Saturday, December 12, 2009

Diabetes Registries for Public Health Surveillance

We missed it back in 2008, when it first came out, but this article from Washington state is worth going back for. The good people in the state health department linked together a bunch of clinic-based diabetes registries to get a bird's eye view of the quality of diabetes care across the state. This is an approach we used before in New York City, San Antonio and Vermont and we're glad to see it being used in the Evergreen State.

The difficulty with the clinical registry product that they used is its heavy reliance on manual data entry. To cover a broader segment of the target population at much lower cost, we use automatic data feeds from clinical laboratories. But, the idea is the same and its a good one - exchange clinical information with public agencies to improve their ability to manage the health of the state's population.

Exploring the feasibility of combining chronic disease patient registry data to monitor the status of diabetes care.
Prev Chronic Dis. 2008 Oct;5(4):A124. Epub 2008 Sep 15.
Kemple AM, Hartwick N, Sitaker MH, Harmon JJ, Clark K, Norman J.
Chronic Disease Prevention Unit, Washington State Department of Health, PO Box 47855, Olympia, WA 98504-7855, USA.
INTRODUCTION: To provide direction and to support improvements in diabetes care, states must be able to measure the effectiveness of interventions and gain feedback on progress.

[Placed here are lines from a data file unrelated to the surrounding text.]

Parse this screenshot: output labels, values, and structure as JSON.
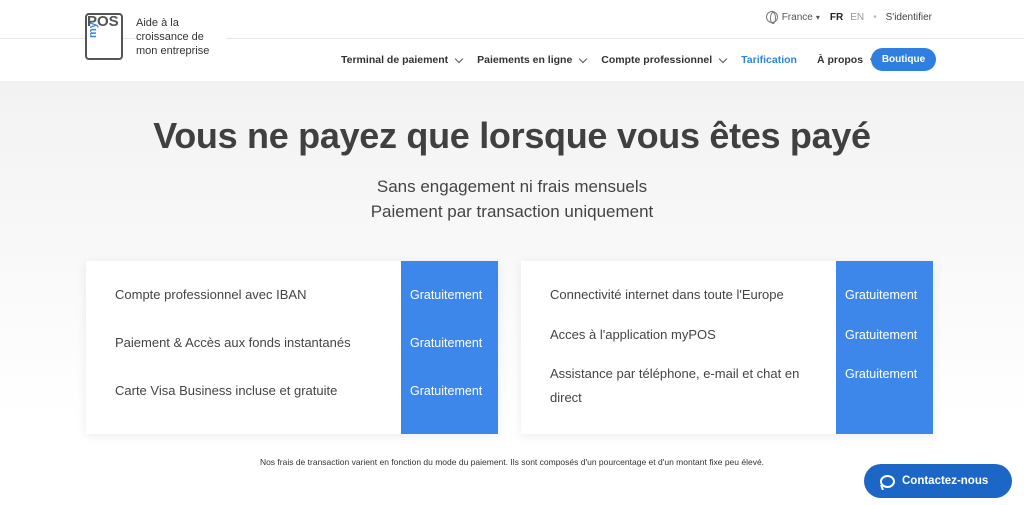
{
  "header": {
    "logo": {
      "pos": "POS",
      "my": "my"
    },
    "tagline": "Aide à la croissance de mon entreprise",
    "topbar": {
      "country": "France",
      "lang_active": "FR",
      "lang_other": "EN",
      "separator": "•",
      "login": "S'identifier"
    },
    "nav": [
      {
        "label": "Terminal de paiement"
      },
      {
        "label": "Paiements en ligne"
      },
      {
        "label": "Compte professionnel"
      },
      {
        "label": "Tarification"
      },
      {
        "label": "À propos"
      }
    ],
    "shop_button": "Boutique"
  },
  "hero": {
    "title": "Vous ne payez que lorsque vous êtes payé",
    "subtitle_line1": "Sans engagement ni frais mensuels",
    "subtitle_line2": "Paiement par transaction uniquement"
  },
  "cards": {
    "left": [
      {
        "label": "Compte professionnel avec IBAN",
        "value": "Gratuitement"
      },
      {
        "label": "Paiement & Accès aux fonds instantanés",
        "value": "Gratuitement"
      },
      {
        "label": "Carte Visa Business incluse et gratuite",
        "value": "Gratuitement"
      }
    ],
    "right": [
      {
        "label": "Connectivité internet dans toute l'Europe",
        "value": "Gratuitement"
      },
      {
        "label": "Acces à l'application myPOS",
        "value": "Gratuitement"
      },
      {
        "label": "Assistance par téléphone, e-mail et chat en direct",
        "value": "Gratuitement"
      }
    ]
  },
  "footnote": "Nos frais de transaction varient en fonction du mode du paiement. Ils sont composés d'un pourcentage et d'un montant fixe peu élevé.",
  "contact_button": "Contactez-nous",
  "colors": {
    "accent": "#2f7fe0",
    "card_blue": "#3d87ea",
    "contact": "#1c66c6"
  }
}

We wanted to know if data from multiple health clinics that are implementing quality improvement strategies could be combined to provide useful measurements of diabetes care processes and control of intermediate outcomes. METHODS: We combined and analyzed electronic patient health data from clinic sites across Washington State that used the Chronic Disease Electronic Management System (CDEMS) registry. The data were used to determine whether national and state objectives for diabetes care were met. We calculated the percentage of patients that met standards of care in 2004. RESULTS: The pooled dataset included 17,349 adult patients with diabetes from 90 clinics. More than half of patients were above recommended target levels for hemoglobin A1c testing, foot examination, hemoglobin A1c control, and low-density lipoprotein cholesterol control. Fewer patients met recommendations for nephropathy assessment, eye examinations, and blood pressure control. In terms of meeting these standards, rates of diabetes care varied across clinics. CDEMS rates of care were compared with those reported by other data sources, but no consistent pattern of similarities or differences emerged. CONCLUSION: With committed staff time, provider support, and resources, data from clinical information systems like CDEMS can be combined to address a deficiency in state-level diabetes surveillance and evaluation systems--specifically, the inability to capture clinical biometric values to measure intermediate health outcomes. These data can complement other surveillance and evaluation data sources to help provide a better picture of diabetes care in a state.